Experiences should fundamentally be treated differently. In the staging of memorable events (the very definition of an experience), work is theatre. As renowned stage director Peter Brook puts it in The Empty Space, “I can take any empty space and call it a bare stage. A man walks across this empty space whilst someone else is watching him, and this is all that is needed for an act of theatre to be engaged.” Experience-staging workers are rightly considered actors (at least those working with and before customers).
Actors prepare, as seminal Russian theatre director Konstantin Stanislavski famously said. Businesses that wish to stage compelling experiences must provide employees with time off-stage but on-the-clock: that is, paid time in preparation to perform. This preparation should not be a passive break from work, but an active task of doing the work of preparing to act.
Such time would vary depending on the nature of the worker’s time with customers.

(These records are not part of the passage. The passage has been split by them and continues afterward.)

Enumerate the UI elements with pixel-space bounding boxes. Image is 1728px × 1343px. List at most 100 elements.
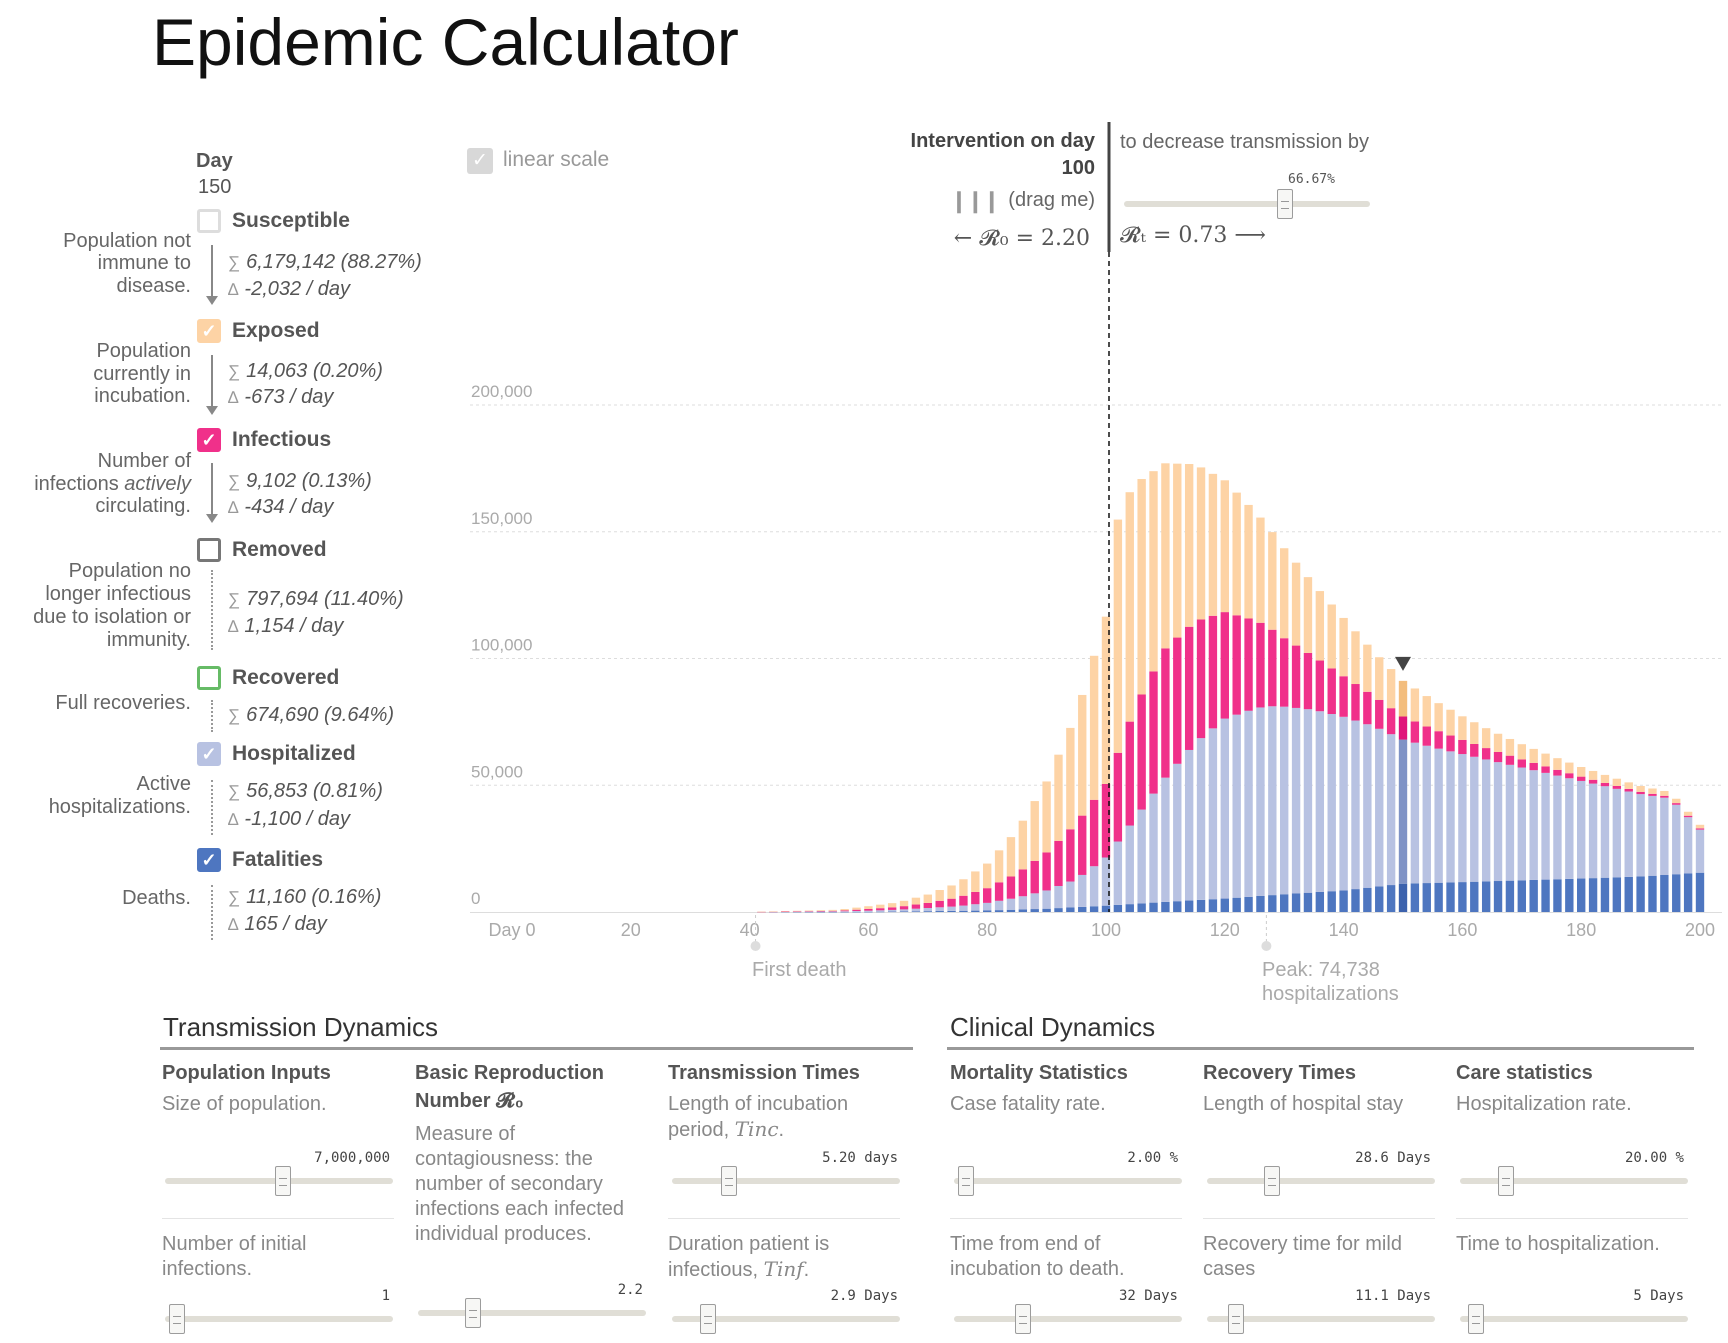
- removed-description: due to isolation or: [33, 606, 191, 628]
- recovered-checkbox[interactable]: [197, 666, 221, 690]
- bar-infectious-day-170: [1517, 759, 1526, 768]
- slider-track[interactable]: [1460, 1178, 1688, 1184]
- category-recovered[interactable]: Recovered: [197, 666, 339, 690]
- bar-exposed-day-58: [852, 907, 861, 910]
- bar-infectious-day-128: [1268, 629, 1277, 707]
- slider-track[interactable]: [672, 1178, 900, 1184]
- decrease-transmission-slider[interactable]: [1124, 201, 1370, 207]
- category-exposed[interactable]: ✓ Exposed: [197, 319, 320, 343]
- sum-icon: ∑: [228, 472, 241, 491]
- slider-track[interactable]: [672, 1316, 900, 1322]
- x-tick-label: 140: [1329, 920, 1359, 940]
- bar-infectious-day-184: [1600, 782, 1610, 787]
- bar-infectious-day-166: [1493, 751, 1503, 763]
- bar-infectious-day-66: [899, 906, 909, 910]
- hospitalized-checkbox[interactable]: ✓: [197, 742, 221, 766]
- bar-exposed-day-116: [1196, 467, 1206, 620]
- category-removed[interactable]: Removed: [197, 538, 327, 562]
- exposed-description: incubation.: [94, 385, 191, 407]
- bar-infectious-day-96: [1078, 815, 1087, 875]
- bar-fatalities-day-80: [983, 910, 992, 912]
- bar-exposed-day-84: [1006, 837, 1016, 877]
- infectious-checkbox[interactable]: ✓: [197, 428, 221, 452]
- bar-infectious-day-140: [1339, 676, 1348, 717]
- incubation-slider[interactable]: [672, 1166, 900, 1196]
- bar-fatalities-day-126: [1256, 895, 1265, 912]
- bar-exposed-day-188: [1624, 782, 1633, 789]
- bar-fatalities-day-198: [1683, 873, 1693, 912]
- decrease-transmission-thumb[interactable]: [1277, 189, 1294, 219]
- bar-hospitalized-day-138: [1327, 714, 1336, 892]
- category-hospitalized[interactable]: ✓ Hospitalized: [197, 742, 356, 766]
- slider-track[interactable]: [418, 1310, 646, 1316]
- removed-delta: ∆ 1,154 / day: [228, 615, 343, 638]
- bar-exposed-day-122: [1232, 492, 1241, 616]
- category-infectious[interactable]: ✓ Infectious: [197, 428, 331, 452]
- bar-infectious-day-102: [1113, 752, 1123, 842]
- hospitalization-rate-slider[interactable]: [1460, 1166, 1688, 1196]
- slider-thumb[interactable]: [699, 1304, 716, 1334]
- bar-exposed-day-146: [1375, 657, 1384, 700]
- mild-recovery-slider[interactable]: [1207, 1304, 1435, 1334]
- case-fatality-slider[interactable]: [954, 1166, 1182, 1196]
- drag-handle-icon[interactable]: ❙❙❙: [949, 188, 1001, 213]
- slider-thumb[interactable]: [464, 1298, 481, 1328]
- slider-thumb[interactable]: [275, 1166, 292, 1196]
- bar-fatalities-day-138: [1327, 891, 1336, 912]
- population-size-slider[interactable]: [165, 1166, 393, 1196]
- slider-track[interactable]: [1207, 1316, 1435, 1322]
- category-fatalities[interactable]: ✓ Fatalities: [197, 848, 323, 872]
- bar-exposed-day-72: [935, 890, 944, 901]
- exposed-delta: ∆ -673 / day: [228, 386, 333, 409]
- bar-hospitalized-day-186: [1612, 788, 1622, 878]
- bar-exposed-day-190: [1636, 786, 1645, 792]
- slider-thumb[interactable]: [1498, 1166, 1515, 1196]
- r0-desc: Measure of contagiousness: the number of…: [415, 1123, 625, 1245]
- bar-infectious-day-46: [781, 911, 790, 912]
- slider-thumb[interactable]: [169, 1304, 186, 1334]
- decrease-transmission-value: 66.67%: [1288, 172, 1335, 187]
- bar-infectious-day-90: [1042, 852, 1051, 891]
- hospitalized-label: Hospitalized: [232, 742, 356, 765]
- slider-track[interactable]: [954, 1178, 1182, 1184]
- slider-track[interactable]: [954, 1316, 1182, 1322]
- removed-checkbox[interactable]: [197, 538, 221, 562]
- times-divider: [668, 1218, 900, 1219]
- susceptible-checkbox[interactable]: [197, 209, 221, 233]
- hospital-stay-slider[interactable]: [1207, 1166, 1435, 1196]
- slider-track[interactable]: [1207, 1178, 1435, 1184]
- sum-icon: ∑: [228, 590, 241, 609]
- hospital-stay-value: 28.6 Days: [1355, 1150, 1431, 1166]
- slider-thumb[interactable]: [1468, 1304, 1485, 1334]
- r0-slider[interactable]: [418, 1298, 646, 1328]
- x-tick-label: 40: [740, 920, 760, 940]
- bar-infectious-day-174: [1541, 766, 1550, 773]
- linear-scale-checkbox[interactable]: ✓: [467, 148, 493, 174]
- bar-fatalities-day-90: [1042, 908, 1051, 912]
- slider-thumb[interactable]: [1228, 1304, 1245, 1334]
- slider-track[interactable]: [1460, 1316, 1688, 1322]
- category-susceptible[interactable]: Susceptible: [197, 209, 350, 233]
- exposed-checkbox[interactable]: ✓: [197, 319, 221, 343]
- sum-icon: ∑: [228, 253, 241, 272]
- slider-thumb[interactable]: [1264, 1166, 1281, 1196]
- bar-hospitalized-day-118: [1208, 728, 1218, 900]
- bar-exposed-day-172: [1529, 748, 1538, 763]
- bar-fatalities-day-166: [1493, 881, 1503, 912]
- bar-exposed-day-112: [1173, 463, 1182, 638]
- death-time-slider[interactable]: [954, 1304, 1182, 1334]
- bar-hospitalized-day-96: [1078, 874, 1087, 907]
- slider-thumb[interactable]: [1015, 1304, 1032, 1334]
- slider-track[interactable]: [165, 1316, 393, 1322]
- population-inputs-title: Population Inputs: [162, 1062, 331, 1084]
- initial-infections-slider[interactable]: [165, 1304, 393, 1334]
- slider-thumb[interactable]: [720, 1166, 737, 1196]
- infectious-slider[interactable]: [672, 1304, 900, 1334]
- slider-thumb[interactable]: [958, 1166, 975, 1196]
- bar-fatalities-day-192: [1648, 875, 1657, 912]
- flow-arrowhead: [206, 406, 218, 415]
- fatalities-checkbox[interactable]: ✓: [197, 848, 221, 872]
- incubation-desc: Length of incubation period, Tinc.: [668, 1093, 849, 1141]
- time-to-hospitalization-slider[interactable]: [1460, 1304, 1688, 1334]
- exposed-label: Exposed: [232, 319, 320, 342]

Restaurant servers or hotel personnel should get time at the beginning of each shift to prepare, such as Ritz-Carlton’s routine practice of staff circling to review the unique preferences of each guest.
Paid prep time is needed by salaried employees too. One might assume that such prep time automatically occurs because salaried individuals can just work more hours on their own, but this often results in inadequate collective preparation by performing ensembles.
When most consulting firms win a client engagement, for example, consultants begin billing hours immediately against the tasks scoped in the project plan. Seldom do they take time to gather as a group to discuss the work in advance of starting, let alone walk through each step in the project or rehearse milestone client meetings.
When one of us led the process innovation practice at the CSC Consulting Group, project teams would gather before ‘day one’ with the client, do a week-long walk-through of each project stage, and openly share ideas in advance on how best to execute the work. Granted these hours were billed to the client, but they were scoped into the budget – something omitted in most consulting practices.
Creating value in the marketplace begins with creating value in the workplace. By supplying positive work experiences, ones that are known to transform employees, organizations can create demand for people to come aboard.
The enterprises that offer truly helpful work for transforming employees will be those which draw in the best talent and leverage that talent to attract yet more talent. ‘Help provided’ will be the sign of such times.